An den Balkonen habe es diesmal auch deutlich weniger separatistische Fahnen gegeben, stellte die Zeitung «El Periódico» fest.
Xavier Antich bleibt optimistisch
Xavier Antich, Präsident von Òmnium, einer der sieben Vereinigungen, die zur Kundgebung aufgerufen hatten, versicherte, die Unabhängigkeitsbewegung werde trotzdem «nicht aufgeben, bis sie ihre Ziele erreicht hat». Die Demonstranten forderten auch diesmal lautstark «Unabhängigkeit» und ein Referendum über die Abspaltung von Spanien.
«Diada» erinnert an Verlust der Selbstverwaltung 1714. Die «Diada», bei der immer am 11. September an den Verlust der Selbstverwaltung im Jahr 1714 erinnert wird, gilt als Gradmesser für die Stärke des Separatismus.
Dieses Jahr wurde die Demonstration mit besonderer Aufmerksamkeit verfolgt, denn es war die erste seit der Vereidigung von Salvador Illa als neuer katalanischer Regierungschef.

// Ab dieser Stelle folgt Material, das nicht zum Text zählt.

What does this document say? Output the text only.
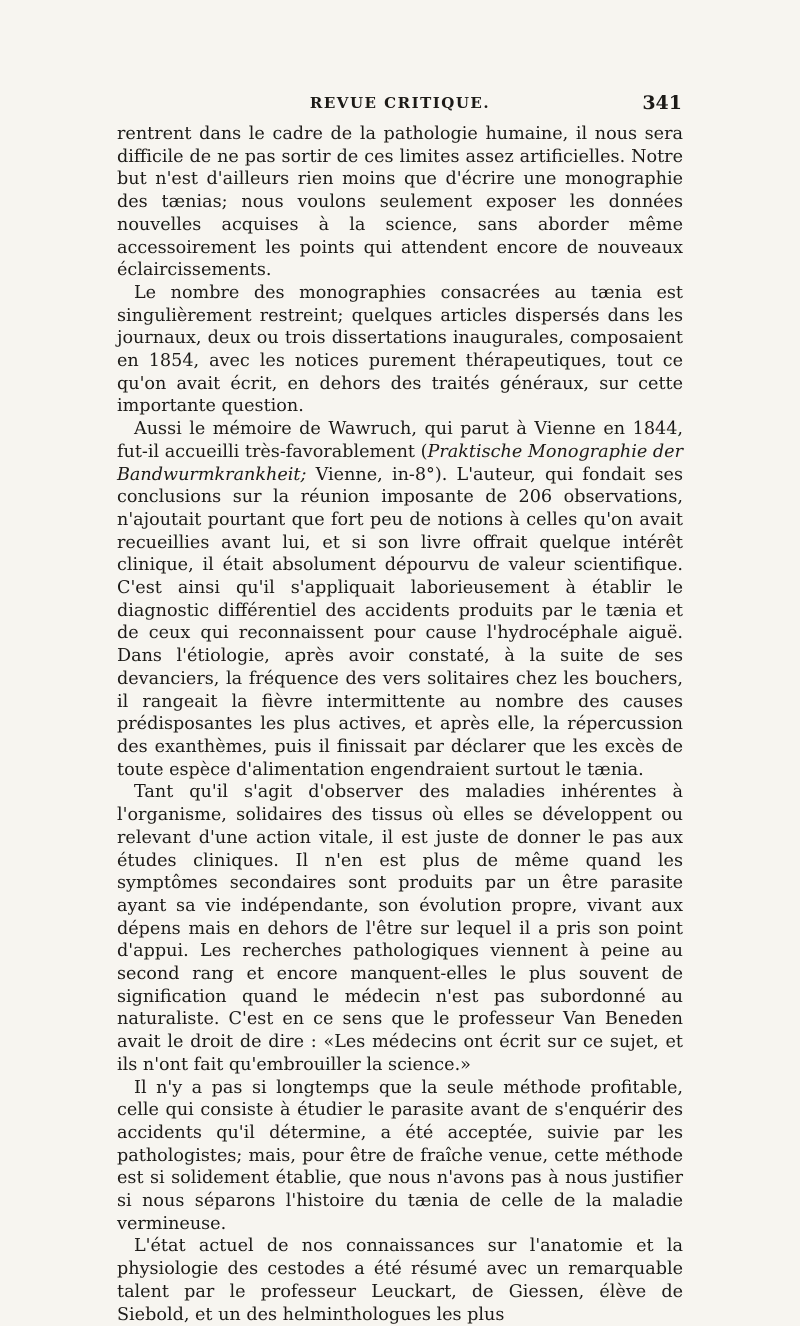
REVUE CRITIQUE.	341

rentrent dans le cadre de la pathologie humaine, il nous sera difficile de ne pas sortir de ces limites assez artificielles. Notre but n'est d'ailleurs rien moins que d'écrire une monographie des tænias; nous voulons seulement exposer les données nouvelles acquises à la science, sans aborder même accessoirement les points qui attendent encore de nouveaux éclaircissements.

Le nombre des monographies consacrées au tænia est singulièrement restreint; quelques articles dispersés dans les journaux, deux ou trois dissertations inaugurales, composaient en 1854, avec les notices purement thérapeutiques, tout ce qu'on avait écrit, en dehors des traités généraux, sur cette importante question.

Aussi le mémoire de Wawruch, qui parut à Vienne en 1844, fut-il accueilli très-favorablement (Praktische Monographie der Bandwurmkrankheit; Vienne, in-8°). L'auteur, qui fondait ses conclusions sur la réunion imposante de 206 observations, n'ajoutait pourtant que fort peu de notions à celles qu'on avait recueillies avant lui, et si son livre offrait quelque intérêt clinique, il était absolument dépourvu de valeur scientifique. C'est ainsi qu'il s'appliquait laborieusement à établir le diagnostic différentiel des accidents produits par le tænia et de ceux qui reconnaissent pour cause l'hydrocéphale aiguë. Dans l'étiologie, après avoir constaté, à la suite de ses devanciers, la fréquence des vers solitaires chez les bouchers, il rangeait la fièvre intermittente au nombre des causes prédisposantes les plus actives, et après elle, la répercussion des exanthèmes, puis il finissait par déclarer que les excès de toute espèce d'alimentation engendraient surtout le tænia.

Tant qu'il s'agit d'observer des maladies inhérentes à l'organisme, solidaires des tissus où elles se développent ou relevant d'une action vitale, il est juste de donner le pas aux études cliniques. Il n'en est plus de même quand les symptômes secondaires sont produits par un être parasite ayant sa vie indépendante, son évolution propre, vivant aux dépens mais en dehors de l'être sur lequel il a pris son point d'appui. Les recherches pathologiques viennent à peine au second rang et encore manquent-elles le plus souvent de signification quand le médecin n'est pas subordonné au naturaliste. C'est en ce sens que le professeur Van Beneden avait le droit de dire : «Les médecins ont écrit sur ce sujet, et ils n'ont fait qu'embrouiller la science.»

Il n'y a pas si longtemps que la seule méthode profitable, celle qui consiste à étudier le parasite avant de s'enquérir des accidents qu'il détermine, a été acceptée, suivie par les pathologistes; mais, pour être de fraîche venue, cette méthode est si solidement établie, que nous n'avons pas à nous justifier si nous séparons l'histoire du tænia de celle de la maladie vermineuse.

L'état actuel de nos connaissances sur l'anatomie et la physiologie des cestodes a été résumé avec un remarquable talent par le professeur Leuckart, de Giessen, élève de Siebold, et un des helminthologues les plus
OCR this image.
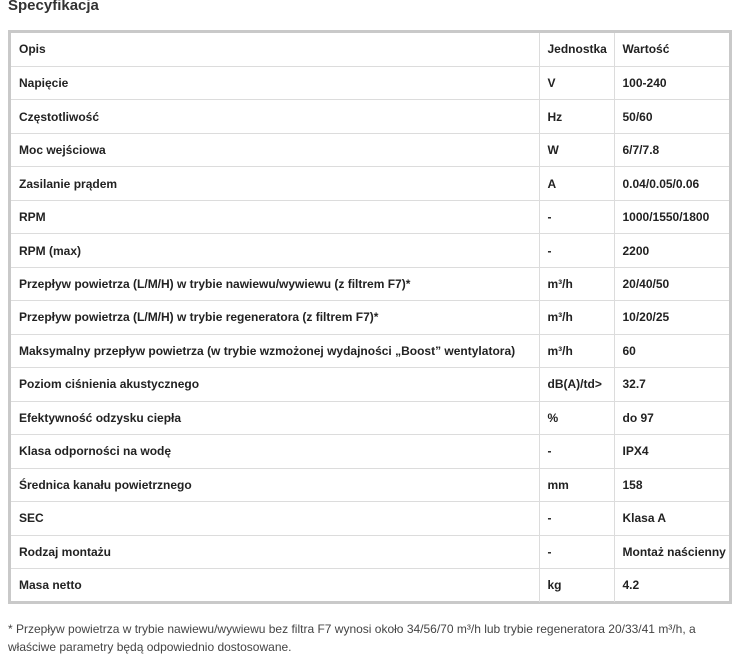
Specyfikacja
Opis	Jednostka	Wartość
Napięcie	V	100-240
Częstotliwość	Hz	50/60
Moc wejściowa	W	6/7/7.8
Zasilanie prądem	A	0.04/0.05/0.06
RPM	-	1000/1550/1800
RPM (max)	-	2200
Przepływ powietrza (L/M/H) w trybie nawiewu/wywiewu (z filtrem F7)*	m³/h	20/40/50
Przepływ powietrza (L/M/H) w trybie regeneratora (z filtrem F7)*	m³/h	10/20/25
Maksymalny przepływ powietrza (w trybie wzmożonej wydajności „Boost” wentylatora)	m³/h	60
Poziom ciśnienia akustycznego	dB(A)/td>	32.7
Efektywność odzysku ciepła	%	do 97
Klasa odporności na wodę	-	IPX4
Średnica kanału powietrznego	mm	158
SEC	-	Klasa A
Rodzaj montażu	-	Montaż naścienny
Masa netto	kg	4.2

* Przepływ powietrza w trybie nawiewu/wywiewu bez filtra F7 wynosi około 34/56/70 m³/h lub trybie regeneratora 20/33/41 m³/h, a właściwe parametry będą odpowiednio dostosowane.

Die Rolle von Salvador Illa
Der 58-jährige Sozialist ist der erste Nichtseparatist auf diesem Posten nach langer Zeit. Die Sozialisten von Spaniens Ministerpräsident Pedro Sánchez hatten bei der Regionalwahl am 12. Mai die meisten Sitze errungen.

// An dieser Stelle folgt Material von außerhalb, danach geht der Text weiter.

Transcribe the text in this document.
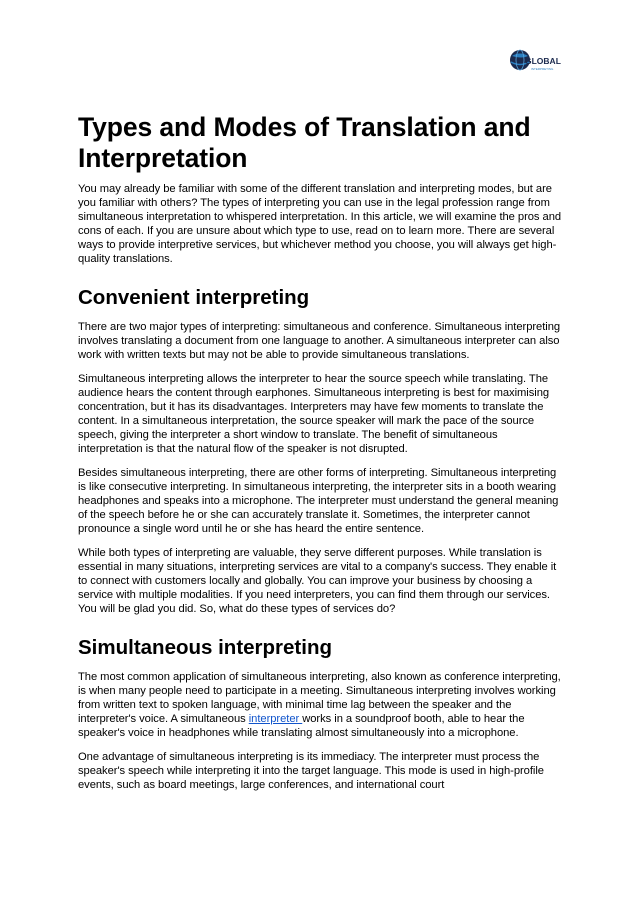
GLOBAL
INTERPRETING
Types and Modes of Translation and Interpretation

You may already be familiar with some of the different translation and interpreting modes, but are you familiar with others? The types of interpreting you can use in the legal profession range from simultaneous interpretation to whispered interpretation. In this article, we will examine the pros and cons of each. If you are unsure about which type to use, read on to learn more. There are several ways to provide interpretive services, but whichever method you choose, you will always get high-quality translations.

Convenient interpreting

There are two major types of interpreting: simultaneous and conference. Simultaneous interpreting involves translating a document from one language to another. A simultaneous interpreter can also work with written texts but may not be able to provide simultaneous translations.

Simultaneous interpreting allows the interpreter to hear the source speech while translating. The audience hears the content through earphones. Simultaneous interpreting is best for maximising concentration, but it has its disadvantages. Interpreters may have few moments to translate the content. In a simultaneous interpretation, the source speaker will mark the pace of the source speech, giving the interpreter a short window to translate. The benefit of simultaneous interpretation is that the natural flow of the speaker is not disrupted.

Besides simultaneous interpreting, there are other forms of interpreting. Simultaneous interpreting is like consecutive interpreting. In simultaneous interpreting, the interpreter sits in a booth wearing headphones and speaks into a microphone. The interpreter must understand the general meaning of the speech before he or she can accurately translate it. Sometimes, the interpreter cannot pronounce a single word until he or she has heard the entire sentence.

While both types of interpreting are valuable, they serve different purposes. While translation is essential in many situations, interpreting services are vital to a company's success. They enable it to connect with customers locally and globally. You can improve your business by choosing a service with multiple modalities. If you need interpreters, you can find them through our services. You will be glad you did. So, what do these types of services do?

Simultaneous interpreting

The most common application of simultaneous interpreting, also known as conference interpreting, is when many people need to participate in a meeting. Simultaneous interpreting involves working from written text to spoken language, with minimal time lag between the speaker and the interpreter's voice. A simultaneous interpreter works in a soundproof booth, able to hear the speaker's voice in headphones while translating almost simultaneously into a microphone.

One advantage of simultaneous interpreting is its immediacy. The interpreter must process the speaker's speech while interpreting it into the target language. This mode is used in high-profile events, such as board meetings, large conferences, and international court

Das wertete Sánchez als Erfolg seiner Appeasement-Politik. Illa regiert in Barcelona mit Unterstützung gemässigter, linksgerichteter Separatisten.

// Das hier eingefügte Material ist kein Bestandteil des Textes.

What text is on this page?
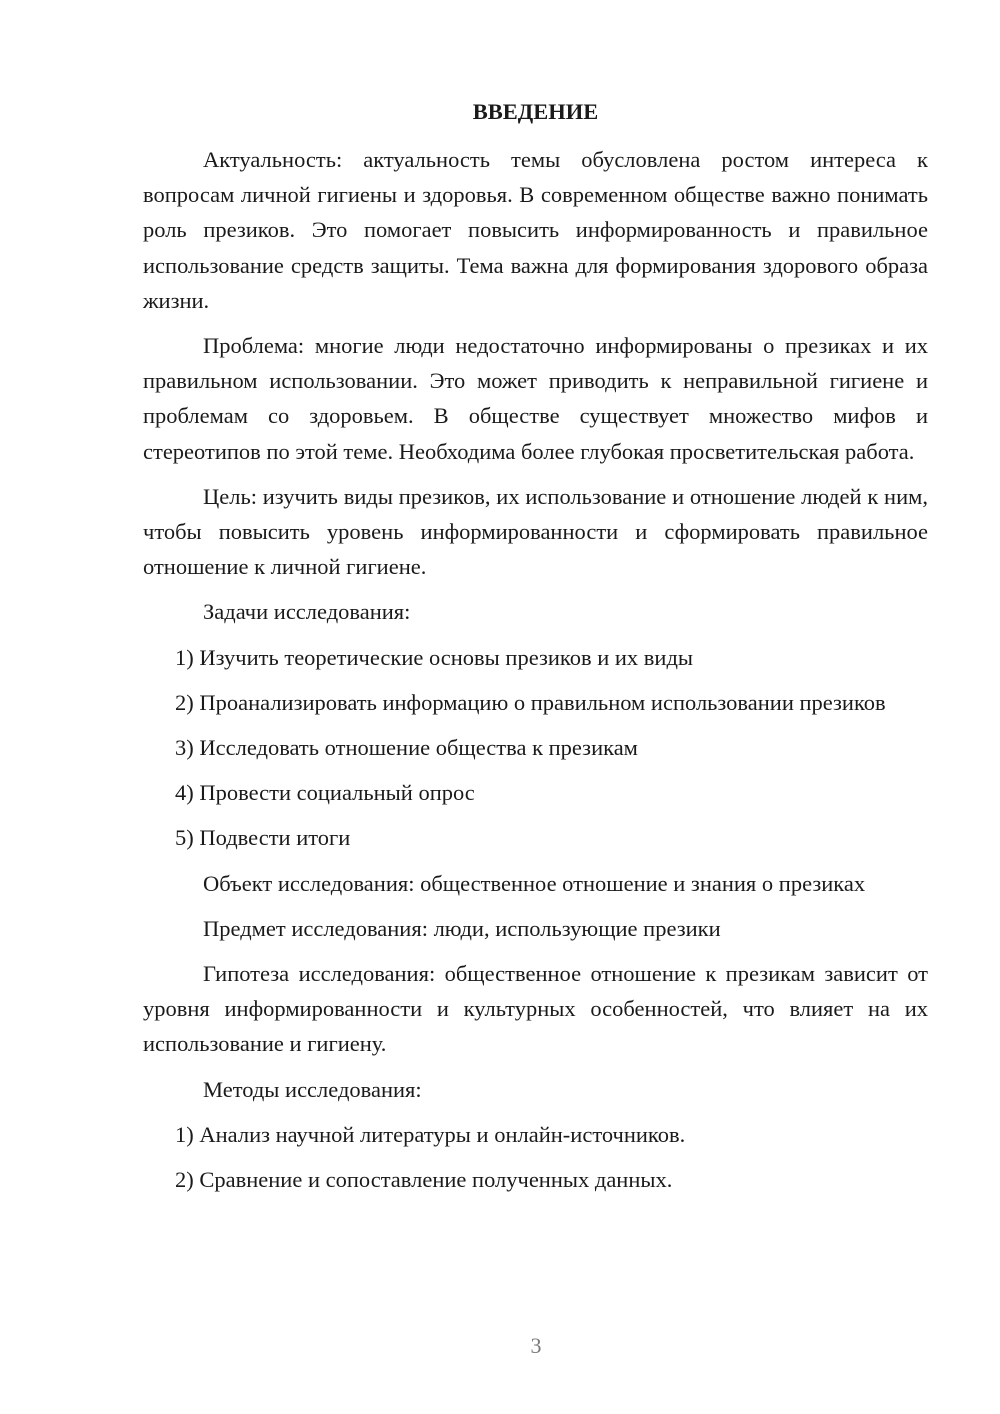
ВВЕДЕНИЕ

Актуальность: актуальность темы обусловлена ростом интереса к вопросам личной гигиены и здоровья. В современном обществе важно понимать роль презиков. Это помогает повысить информированность и правильное использование средств защиты. Тема важна для формирования здорового образа жизни.

Проблема: многие люди недостаточно информированы о презиках и их правильном использовании. Это может приводить к неправильной гигиене и проблемам со здоровьем. В обществе существует множество мифов и стереотипов по этой теме. Необходима более глубокая просветительская работа.

Цель: изучить виды презиков, их использование и отношение людей к ним, чтобы повысить уровень информированности и сформировать правильное отношение к личной гигиене.

Задачи исследования:

1) Изучить теоретические основы презиков и их виды

2) Проанализировать информацию о правильном использовании презиков

3) Исследовать отношение общества к презикам

4) Провести социальный опрос

5) Подвести итоги

Объект исследования: общественное отношение и знания о презиках

Предмет исследования: люди, использующие презики

Гипотеза исследования: общественное отношение к презикам зависит от уровня информированности и культурных особенностей, что влияет на их использование и гигиену.

Методы исследования:

1) Анализ научной литературы и онлайн-источников.

2) Сравнение и сопоставление полученных данных.

3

Sánchez, dessen linke Minderheitsregierung in Madrid ebenfalls auf die Unterstützung von katalanischen Separatisten angewiesen ist, hatte den «Catalanistas» eine Amnestie und weitere Zugeständnisse zugesagt, um sich die nötigen Stimmen für seine Wiederwahl im vorigen November zu sichern.
Zugeständnisse und Folgen
Dieses Jahr gab es zur Regierungsbildung in Katalonien weitere Zugeständnisse, darunter mehr Steuerautonomie.
Nach einem illegalen Unabhängigkeitsreferendum und einem Beschluss zur Trennung von Spanien war Katalonien 2017 unter dem damaligen Regierungschef Carles Puigdemont ins Chaos gestürzt.
Puigdemont konnte damals mit einigen Regierungsmitgliedern ins Ausland fliehen. Mehrere der im Land gebliebenen Mitstreiter wurden zu Haftstrafen von bis zu 13 Jahren verurteilt, später aber begnadigt.
Unter den Folgen des chaotischen Aufstands – Kapitalflucht und grosse politische Instabilität – leidet Katalonien noch heute.